Таня-Антон, Антон-Таня. Мне кажется, этот пасьянс не складывается. Нет, Антон никак не может быть тем парнем, про которого судачили «туфельки». Девчонки говорили: кавалер горничной красив, а этот же – недоразумение ходячее. Опять-таки, какие планы семейной жизни с подростком! Или все-таки Антон? У здешних дамочек выбор ограничен, вкус непритязателен, а Тане не было и двадцати, лет семнадцать-восемнадцать, разница в возрасте не такая уж и критичная...
– О Господи! – Олеся, всплеснув руками, замедлила шаг. – Неужели это точно, она умерла? Не знаю, как ему сказать. Антон вообще с ума сойдет...
– Не говорите ничего. Вас что, за язык кто-то тянет? А долго нам еще идти? Я вообще уже не понимаю, где мы находимся!
– Это первый этаж левого крыла. Но в него нет прямого перехода, лестница проведена через третий этаж башни. Разберетесь со временем, это не так уж и сложно.
«Надо достать план этого злачного места. И еще отметить, кто в каких номерах размещается. Замок так красив снаружи, а внутри какие-то катакомбы», – рассуждаю я, торопясь по прохладному сыроватому коридору.
Высокие потолки, огромные пространства... Кажется, совсем скоро в замке будет зуб на зуб не попадать от холода, стоит только набирающей силу осени немного понизить температуру.

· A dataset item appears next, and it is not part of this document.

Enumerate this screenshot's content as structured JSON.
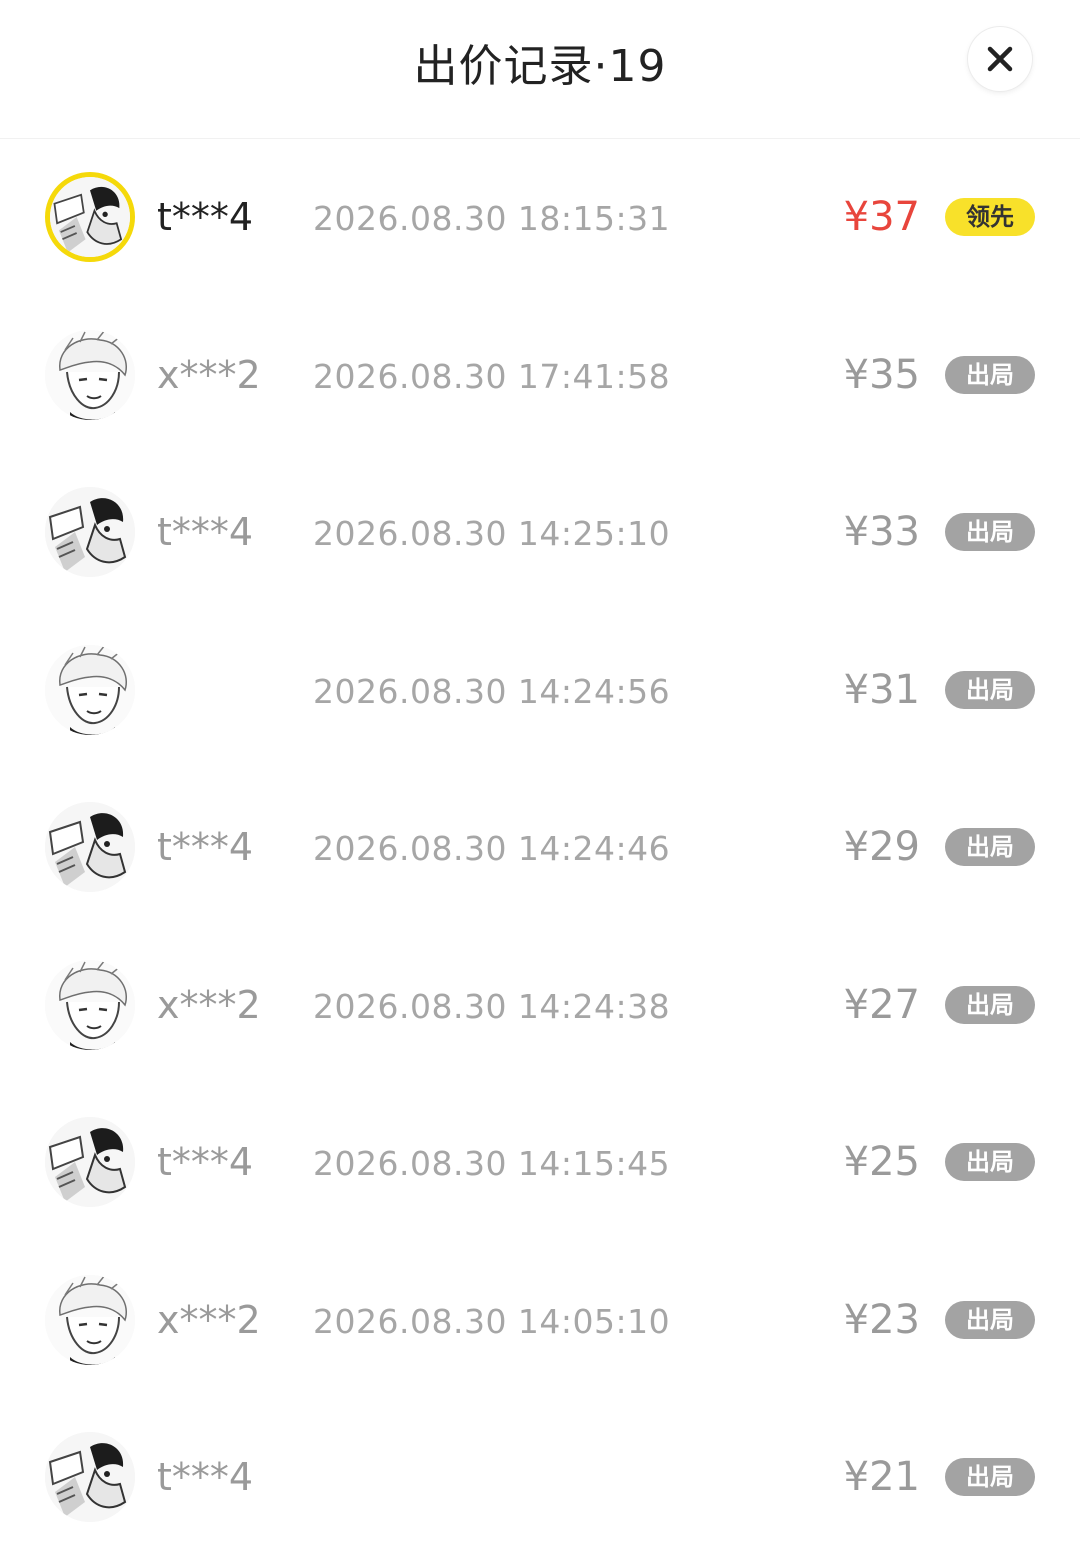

Или здесь есть хорошая автономная система отопления?
Олеся, наконец, распахивает одну из дверей.
Их номер состоит из двух залов и небольшой прихожей с антикварным, пыльным от времени трельяжем.
Первая комната (которую мы проходим мимо, но я все равно успеваю взглянуть в распахнутую дверь) очень женская. С раскинувшимися на кровати платьями, с притаившимся на столике незакрытым флаконом духов, выпустившим облачко ненавязчивого запаха черной смородины и розы.